Well, things are looking a lot better. Despite continuing drama in my life, I've been feeling lately like I have my feet back under me a bit, and it's time to jump back in and own who I am once more :)
Finally, after years of dreaming, I'm in negotiations for one of
thrashbear's handmade cribs. The money's in place, I have somewhere to put it, and Rose is bouncing off the walls with joy over the idea; we just have to work out the details. Excited isn't the word - I got so worked up after my last email with Thrash, that I went to bed padded for the first time in far too long.
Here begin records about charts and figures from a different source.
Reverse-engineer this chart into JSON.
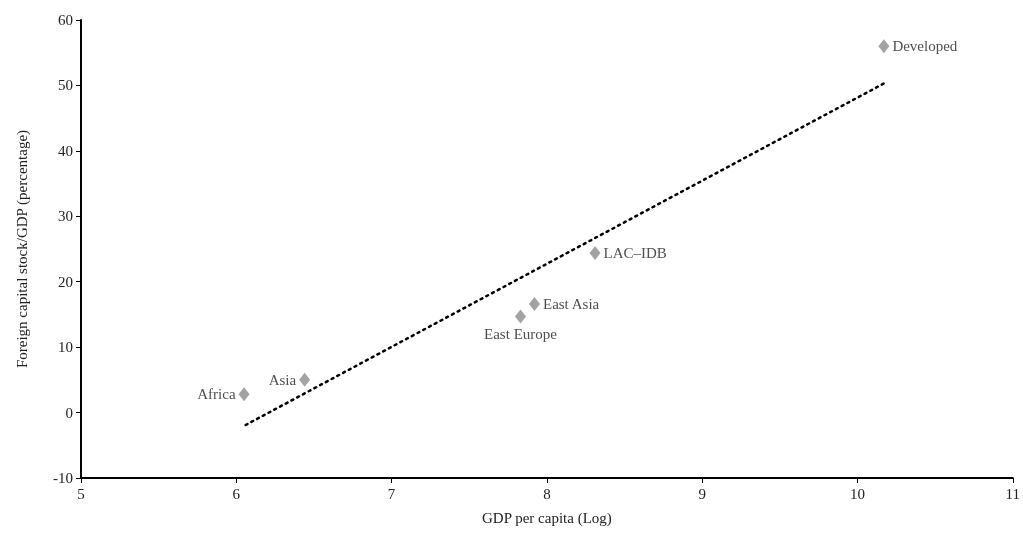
{
  "chart_data": {
    "type": "scatter",
    "xlabel": "GDP per capita (Log)",
    "ylabel": "Foreign capital stock/GDP (percentage)",
    "xlim": [
      5,
      11
    ],
    "xticks": [
      5,
      6,
      7,
      8,
      9,
      10,
      11
    ],
    "ylim": [
      -10,
      60
    ],
    "yticks": [
      -10,
      0,
      10,
      20,
      30,
      40,
      50,
      60
    ],
    "grid": false,
    "series": [
      {
        "type": "scatter",
        "color": "#8c8c8c",
        "marker": "diamond",
        "x": [
          6.05,
          6.44,
          7.83,
          7.92,
          8.31,
          10.17
        ],
        "values": [
          2.8,
          5.0,
          14.7,
          16.6,
          24.4,
          56.0
        ],
        "value_labels": [
          "Africa",
          "Asia",
          "East Europe",
          "East Asia",
          "LAC–IDB",
          "Developed"
        ]
      },
      {
        "type": "line",
        "color": "#000000",
        "marker": "none",
        "line_style": "dotted",
        "x": [
          6.06,
          10.17
        ],
        "values": [
          -1.9,
          50.3
        ]
      }
    ]
  }
}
I also got to go to the Dark Odyssey kink convention this weekend, where they did have an afternoon area for animals and littles. I went out in 'public' padded and in baby gear (my usericon) for the first time in ages! There were stickers, and play-dough, and bubble blowing, but especially blocks. I can't resist making towers out of blocks (even when they get knocked over all the time)! Of course, the genetic girl littles and kitties got the most attention, but I still networked a little and made a friend or two - I can't complain!
Now, to stay centered, and stay myself, so it's not another four months before I post again!